The blogosphere is humming (figuratively speaking) with the news of the Eleventh Circuit decision on Monday, July 19th in the Cappuccitti v. DirecTV litigation. The CAFA Law Blog has already posted a copy of the decision and a synopsis of the facts. We’re working feverishly on some other posts with our critique of the decision and its possible effects on class action practice, so stay tuned. In the meantime, we’re going to share some of buzz from Around the Blogosphere with you. Here’s a teaser from Carlton Fields’ Class Action Blog:
Yesterday, July 19, 2010, a three judge panel of the Eleventh Circuit issued Cappuccitti v.
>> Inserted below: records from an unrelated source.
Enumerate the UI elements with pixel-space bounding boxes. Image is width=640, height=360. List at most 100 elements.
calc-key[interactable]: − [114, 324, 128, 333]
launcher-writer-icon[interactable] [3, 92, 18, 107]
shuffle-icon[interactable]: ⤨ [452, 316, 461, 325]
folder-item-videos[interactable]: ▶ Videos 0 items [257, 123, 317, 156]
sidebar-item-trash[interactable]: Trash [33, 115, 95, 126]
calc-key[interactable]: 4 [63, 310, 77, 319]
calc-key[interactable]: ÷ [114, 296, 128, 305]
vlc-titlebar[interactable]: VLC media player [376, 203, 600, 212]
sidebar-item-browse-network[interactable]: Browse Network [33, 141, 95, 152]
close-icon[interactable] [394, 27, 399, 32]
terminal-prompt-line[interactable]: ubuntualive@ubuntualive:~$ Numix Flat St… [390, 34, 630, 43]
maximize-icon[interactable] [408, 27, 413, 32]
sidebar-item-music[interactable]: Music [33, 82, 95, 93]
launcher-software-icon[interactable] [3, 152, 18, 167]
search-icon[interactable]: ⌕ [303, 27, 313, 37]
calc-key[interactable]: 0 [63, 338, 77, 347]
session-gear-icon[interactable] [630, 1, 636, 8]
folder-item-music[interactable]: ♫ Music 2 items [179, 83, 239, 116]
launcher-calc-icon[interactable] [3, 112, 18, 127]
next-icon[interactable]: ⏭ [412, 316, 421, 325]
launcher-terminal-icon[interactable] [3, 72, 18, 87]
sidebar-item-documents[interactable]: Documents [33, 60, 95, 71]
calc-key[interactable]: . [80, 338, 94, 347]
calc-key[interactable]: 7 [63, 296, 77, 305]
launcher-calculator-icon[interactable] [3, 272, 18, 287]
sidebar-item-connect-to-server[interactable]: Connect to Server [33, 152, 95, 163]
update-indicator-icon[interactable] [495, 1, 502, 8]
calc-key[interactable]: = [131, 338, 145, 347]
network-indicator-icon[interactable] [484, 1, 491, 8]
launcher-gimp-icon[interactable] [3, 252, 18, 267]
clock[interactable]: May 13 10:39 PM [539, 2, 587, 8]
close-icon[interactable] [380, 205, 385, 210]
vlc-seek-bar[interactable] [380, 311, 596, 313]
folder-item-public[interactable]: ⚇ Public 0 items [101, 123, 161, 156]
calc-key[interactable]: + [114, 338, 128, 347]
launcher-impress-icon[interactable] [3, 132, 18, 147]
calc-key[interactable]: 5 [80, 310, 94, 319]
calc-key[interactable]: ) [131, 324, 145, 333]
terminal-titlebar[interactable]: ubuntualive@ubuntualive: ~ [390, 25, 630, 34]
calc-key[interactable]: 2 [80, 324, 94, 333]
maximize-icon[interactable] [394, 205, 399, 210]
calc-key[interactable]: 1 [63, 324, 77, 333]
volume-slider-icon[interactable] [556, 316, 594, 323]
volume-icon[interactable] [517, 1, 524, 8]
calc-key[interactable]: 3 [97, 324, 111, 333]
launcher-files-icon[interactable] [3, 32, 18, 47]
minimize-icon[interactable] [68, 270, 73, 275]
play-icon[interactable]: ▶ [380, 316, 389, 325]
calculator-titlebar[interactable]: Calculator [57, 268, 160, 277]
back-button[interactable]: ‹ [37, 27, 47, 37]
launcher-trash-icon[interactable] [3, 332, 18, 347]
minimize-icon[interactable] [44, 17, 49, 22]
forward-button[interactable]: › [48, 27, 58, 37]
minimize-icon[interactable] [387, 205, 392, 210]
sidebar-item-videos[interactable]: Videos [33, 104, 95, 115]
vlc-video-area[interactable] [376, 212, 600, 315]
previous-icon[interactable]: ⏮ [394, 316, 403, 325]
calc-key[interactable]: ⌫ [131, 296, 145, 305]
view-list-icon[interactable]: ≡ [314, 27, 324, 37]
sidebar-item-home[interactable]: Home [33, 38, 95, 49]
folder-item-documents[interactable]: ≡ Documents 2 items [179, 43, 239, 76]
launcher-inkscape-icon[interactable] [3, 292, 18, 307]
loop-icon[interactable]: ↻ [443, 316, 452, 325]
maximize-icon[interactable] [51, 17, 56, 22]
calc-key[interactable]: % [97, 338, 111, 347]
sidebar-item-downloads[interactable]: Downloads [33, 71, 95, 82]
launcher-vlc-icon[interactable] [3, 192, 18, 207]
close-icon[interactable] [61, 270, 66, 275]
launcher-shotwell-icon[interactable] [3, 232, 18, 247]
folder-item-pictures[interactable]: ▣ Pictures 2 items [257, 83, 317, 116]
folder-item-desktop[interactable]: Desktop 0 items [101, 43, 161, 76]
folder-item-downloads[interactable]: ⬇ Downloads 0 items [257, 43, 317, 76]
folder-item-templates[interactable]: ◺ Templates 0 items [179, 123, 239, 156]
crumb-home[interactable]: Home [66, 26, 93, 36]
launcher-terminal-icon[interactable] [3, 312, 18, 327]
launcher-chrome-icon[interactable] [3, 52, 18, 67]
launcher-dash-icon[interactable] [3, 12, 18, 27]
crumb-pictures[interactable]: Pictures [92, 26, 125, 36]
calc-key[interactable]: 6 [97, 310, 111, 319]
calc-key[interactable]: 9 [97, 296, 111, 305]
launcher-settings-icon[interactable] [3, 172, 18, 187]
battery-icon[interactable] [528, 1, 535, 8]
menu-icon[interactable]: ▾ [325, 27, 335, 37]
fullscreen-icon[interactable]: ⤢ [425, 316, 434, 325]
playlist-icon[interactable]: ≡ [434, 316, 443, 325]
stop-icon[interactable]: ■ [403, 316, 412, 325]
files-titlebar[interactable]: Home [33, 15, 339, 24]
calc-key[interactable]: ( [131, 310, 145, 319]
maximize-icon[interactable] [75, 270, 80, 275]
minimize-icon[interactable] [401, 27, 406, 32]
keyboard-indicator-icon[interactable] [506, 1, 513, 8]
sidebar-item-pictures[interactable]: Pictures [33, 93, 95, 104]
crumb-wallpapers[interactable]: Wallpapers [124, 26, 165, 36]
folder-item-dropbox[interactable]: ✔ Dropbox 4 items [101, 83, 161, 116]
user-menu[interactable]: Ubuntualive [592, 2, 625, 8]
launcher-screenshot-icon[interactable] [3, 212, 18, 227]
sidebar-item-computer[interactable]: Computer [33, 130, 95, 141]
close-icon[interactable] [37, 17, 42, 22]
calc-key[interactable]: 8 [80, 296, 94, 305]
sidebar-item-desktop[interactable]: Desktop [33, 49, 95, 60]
DirecTV, Inc., No. 09-14107 (11th Cir. July 19, 2010), a decision on the requirements of the Class Action Fairness Act of 2005 (“CAFA”) that injected mass confusion in Eleventh Circuit jurisprudence. For the first time, the panel ruled that class actions filed in federal court must satisfy the general diversity requirement that a plaintiff have $75,000 in controversy, along with the specific requirements of CAFA that minimal diversity be satisfied and an aggregate of $5 million for the entire putative class be in controversy.
The panel relied on cases construing the “mass action” portion of CAFA to reach its conclusion, even though a mass action is fundamentally distinct from a class action and contains separate requirements for federal court jurisdiction to be present. To our knowledge, no other court in the country has reached this conclusion outside the mass action context.
It is unclear from the decision whether the court intended its rationale to apply to diversity class actions removed to federal court as well as class actions originally filed in federal court by a plaintiff. There appears to be no basis in the decision for not applying the court’s rationale to removed cases.